QUEEN CREEK, Ariz.– The chances of contracting the coronavirus from a daycare do not increase for adults, according to a Yale University study released Wednesday.
In the first months of the pandemic, Yale researchers collected data from over 57,000 childcare providers across the U.S. to determine if there is an increased risk of exposure to the coronavirus due to daycares.
Researchers came to the conclusion that since 0.7% of providers were infected, there is no evidence daycares cause an increase in transmission of COVID-19 to adults, as long as digilant mitigation plans are taking place.
Results of the study came as no surprise to Tammara Haas, owner of Love and Laugh Preschool in Queen Creek.
“It doesn’t surprise me,” Haas said, “daycares understand that and they know how to keep things disinfected because that’s what they have to do everyday, whether there’s a virus or not.”
Haas explained that her daycare’s cleaning routine did not change much. However, she has implemented more health precautions like only allowing children into the daycare and handwashing upon morning arrival.
“When this first hit there wasn’t a lot of change except …they all had to wash their hands and face when they first came in,” Haas said, “and then on top of that not letting parents into the daycare.”
Similar to Haas, Wee Blessings Preschool owner Patty Zipfel also knows of the cleaning craze of childcare and as a result has seen an improvement in her employees health.

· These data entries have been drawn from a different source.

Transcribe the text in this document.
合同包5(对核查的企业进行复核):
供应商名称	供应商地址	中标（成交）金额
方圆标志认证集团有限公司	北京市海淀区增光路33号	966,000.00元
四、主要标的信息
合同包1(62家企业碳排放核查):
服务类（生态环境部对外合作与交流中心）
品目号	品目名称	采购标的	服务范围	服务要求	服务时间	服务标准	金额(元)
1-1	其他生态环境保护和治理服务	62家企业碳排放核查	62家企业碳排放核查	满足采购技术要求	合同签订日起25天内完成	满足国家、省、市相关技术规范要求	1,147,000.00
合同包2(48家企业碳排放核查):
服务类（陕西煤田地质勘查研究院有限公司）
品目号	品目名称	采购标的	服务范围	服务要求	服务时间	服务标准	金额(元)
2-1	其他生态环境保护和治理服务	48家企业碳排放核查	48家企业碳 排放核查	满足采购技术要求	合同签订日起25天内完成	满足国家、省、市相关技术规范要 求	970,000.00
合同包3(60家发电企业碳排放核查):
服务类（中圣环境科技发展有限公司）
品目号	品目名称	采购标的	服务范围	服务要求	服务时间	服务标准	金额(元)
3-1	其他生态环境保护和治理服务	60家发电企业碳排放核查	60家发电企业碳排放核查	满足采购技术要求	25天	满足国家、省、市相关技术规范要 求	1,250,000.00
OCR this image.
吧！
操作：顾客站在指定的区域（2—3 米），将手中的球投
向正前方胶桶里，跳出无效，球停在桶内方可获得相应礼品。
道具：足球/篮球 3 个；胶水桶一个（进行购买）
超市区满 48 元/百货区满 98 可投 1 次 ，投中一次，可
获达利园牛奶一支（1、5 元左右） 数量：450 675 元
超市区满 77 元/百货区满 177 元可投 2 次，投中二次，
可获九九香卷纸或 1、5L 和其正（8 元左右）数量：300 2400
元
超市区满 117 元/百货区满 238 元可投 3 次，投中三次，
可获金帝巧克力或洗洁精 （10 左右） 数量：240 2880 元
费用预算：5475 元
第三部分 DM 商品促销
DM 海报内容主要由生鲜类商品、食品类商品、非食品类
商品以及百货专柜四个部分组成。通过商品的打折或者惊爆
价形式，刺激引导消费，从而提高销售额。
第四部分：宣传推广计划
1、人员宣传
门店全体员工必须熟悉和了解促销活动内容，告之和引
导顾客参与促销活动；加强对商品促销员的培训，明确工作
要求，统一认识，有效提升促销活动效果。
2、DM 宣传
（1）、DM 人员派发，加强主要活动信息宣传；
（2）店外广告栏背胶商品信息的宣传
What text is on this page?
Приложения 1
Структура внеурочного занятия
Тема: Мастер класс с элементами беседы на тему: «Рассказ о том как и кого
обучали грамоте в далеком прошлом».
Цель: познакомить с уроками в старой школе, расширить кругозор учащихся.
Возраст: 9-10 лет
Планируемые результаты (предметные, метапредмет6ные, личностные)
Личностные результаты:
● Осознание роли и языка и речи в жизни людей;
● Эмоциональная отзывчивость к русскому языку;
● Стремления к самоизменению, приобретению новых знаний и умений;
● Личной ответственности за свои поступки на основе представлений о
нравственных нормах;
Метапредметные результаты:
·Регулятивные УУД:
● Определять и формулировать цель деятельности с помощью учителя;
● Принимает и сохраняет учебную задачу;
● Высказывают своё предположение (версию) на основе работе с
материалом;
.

“If anything it’s been better…We clean a lot! We clean between every rotation of our centers and we are constantly cleaning all the toys,” said Zipfel.
The lead author of the Yale study Walter Gilliam said, “child care programs are uniquely situated … to be incredibly vigilant on health and safety issues.”
He also noted that daycares differ from schools because they are“ licensed primarily for issues having to [do] with health and safety and, in schools – not really so much.”
Haas came to a similar conclusion about school cleanliness before covid. She said, “schools don’t disinfect, that’s not what schools do. They have janitors but even at that it’s different.”
According to Harvard Health Publishing unlike adults, most children tend to have little to no symptoms of the virus. However, several studies agree they still carry just as much, or more, of the virus in their systems as adults. Creating concern for childcare providers and concerns that children could rapidly spread the virus.
Cynthia Kaufmann, who has run a small preschool out of her home for the past 30 years, has experienced these findings first hand. She explained how her elderly husband became infected, passing on the illness to her and her family, including her 2-year-old asthmatic grandson.
“He’s two and a half and he has asthma and so I got really scared, and he had symptoms for a day. He was stuffy and had a fever, just for a day… and I ended up with double pneumonia,” Kaufmann said.
Kaufmann later found out that a child in her care did have the symptoms of covid, however that child’s family is not infected.